Я рассмотрел на этом чуде технического прогресса – столе из хромированной стали – множество различных ручек и педалей, с помощью которых можно было поднимать, опускать и наклонять под любым углом различные части этого хитроумного изобретения. Я заметил опоры, в которых фиксировались ноги женщины так, что она не могла ни пошевелить, ни упереться ими. Тело женщины располагалось строго горизонтально, тем самым лишая ее всех преимуществ правильного распределения сил при работе мускулатуры для выталкивании ребенка. На уровне бедер прикреплялись кожаные ремни. Я спросил, неужели они еще используются, ведь многие акушеры уже давно отказались от этого, и с удивлением узнал, что в Америке это было обычной процедурой. Каждую руку женщины пристегивали так, чтобы она не могла дернуть ею ни когда ребенок проходит через родовой канал, ни когда акушер накладывает щипцы, чтобы вытащить ребенка, ни когда накладываются швы.
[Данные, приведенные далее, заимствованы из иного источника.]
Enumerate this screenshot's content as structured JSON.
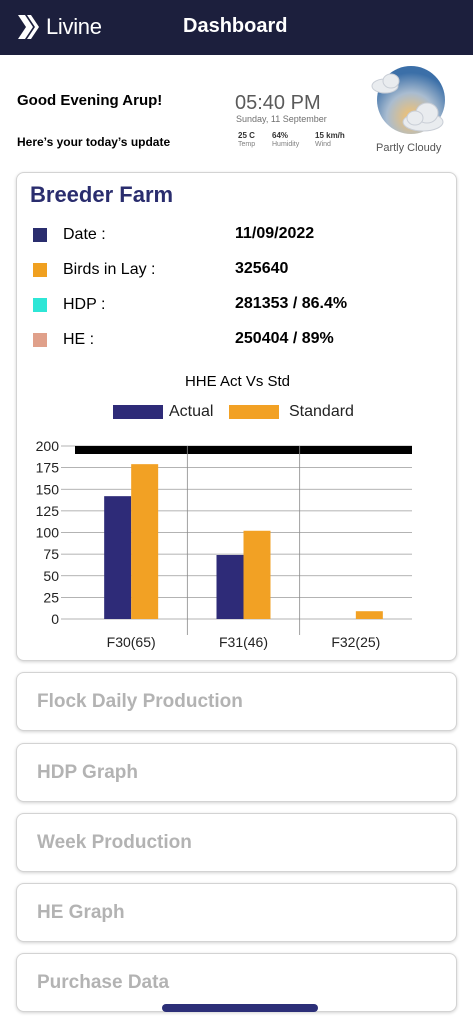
{
  "header": {
    "app_name": "Livine",
    "page_title": "Dashboard"
  },
  "greeting": {
    "title": "Good Evening Arup!",
    "subtitle": "Here’s your today’s update"
  },
  "weather": {
    "time": "05:40 PM",
    "date": "Sunday, 11 September",
    "temp": {
      "value": "25 C",
      "label": "Temp"
    },
    "humidity": {
      "value": "64%",
      "label": "Humidity"
    },
    "wind": {
      "value": "15 km/h",
      "label": "Wind"
    },
    "condition": "Partly Cloudy",
    "icon": "partly-cloudy-icon"
  },
  "breeder": {
    "title": "Breeder Farm",
    "rows": [
      {
        "label": "Date :",
        "value": "11/09/2022",
        "color": "#2a2d6e"
      },
      {
        "label": "Birds in Lay :",
        "value": "325640",
        "color": "#f0a020"
      },
      {
        "label": "HDP :",
        "value": "281353 / 86.4%",
        "color": "#2ee6d6"
      },
      {
        "label": "HE :",
        "value": "250404 / 89%",
        "color": "#e0a08a"
      }
    ]
  },
  "chart_data": {
    "type": "bar",
    "title": "HHE Act Vs Std",
    "categories": [
      "F30(65)",
      "F31(46)",
      "F32(25)"
    ],
    "series": [
      {
        "name": "Actual",
        "values": [
          142,
          74,
          0
        ],
        "color": "#2e2b78"
      },
      {
        "name": "Standard",
        "values": [
          179,
          102,
          9
        ],
        "color": "#f2a124"
      }
    ],
    "yticks": [
      0,
      25,
      50,
      75,
      100,
      125,
      150,
      175,
      200
    ],
    "ylim": [
      0,
      200
    ],
    "legend": "top",
    "grid": true
  },
  "sections": [
    "Flock Daily Production",
    "HDP Graph",
    "Week Production",
    "HE Graph",
    "Purchase Data"
  ]
}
На верхнем конце стола крепились другие ремни – для фиксирования плеч и головы, которыми роженица могла начать дергать даже в бессознательном состоянии, протестуя против насилия, желая познать радость материнства и увидеть появившегося на свет ребенка.
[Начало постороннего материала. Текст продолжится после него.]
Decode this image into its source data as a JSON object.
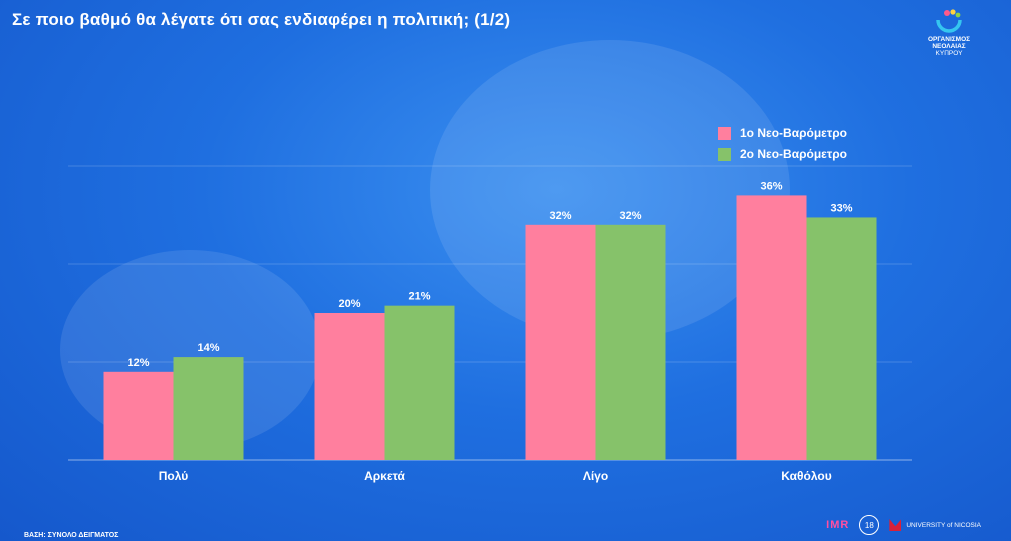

Я спросил своих гидов, неужели женщине не становится страшно, когда она видит себя распятой на этом чудо-столе, неужели она не испытывает унижения от беспомощности своего положения, от своей неподвижности, обнаженности? Один из моих коллег ответил, что нет, женщины обычно довольны ситуацией, а также, добавил он, – и акушеру намного легче, когда женщина находится вот в таком бесчувственном состоянии, ну если не вся, то по крайней мере, часть ее тела. На таком родильном столе никакой инициативы от женщины не ждут.
Нет, не подумайте, у меня не возникло желания иронизировать по поводу увиденного. Я пришел в полное изумление. Неужели такие вещи еще могут существовать? И не только существовать, но даже выдаваться за самые современные достижения в области акушерства? Все эти немыслимые денежные траты, все это оборудование – ради чего все это было задумано? О, это я уже видел. Не лучше ли было вместо этого склонить голову перед гениальностью Создателя и признать, что мы не способны приблизиться к нему?
Меня попросили переодеться в халат, надеть на лицо маску и провели понаблюдать, как непосредственно проходят сами роды. На родильном столе лежала молодая и красивая женщина, ее голова покоилась на небольшой резиновой подушке. Широко расставленные ноги в глубоких желобах опор были закреплены ремнями, та же участь постигла и запястья рук. Женщина лежала спокойно, неподвижно, с закрытыми глазами. Когда начались схватки, она открыла глаза и посмотрела на акушерку, стоящую рядом с ней. Но это был безразличный взгляд, также безразлично и воспринятый. Мне очень хотелось произнести что-нибудь ободряющее, захотелось даже похлопать девушку по руке.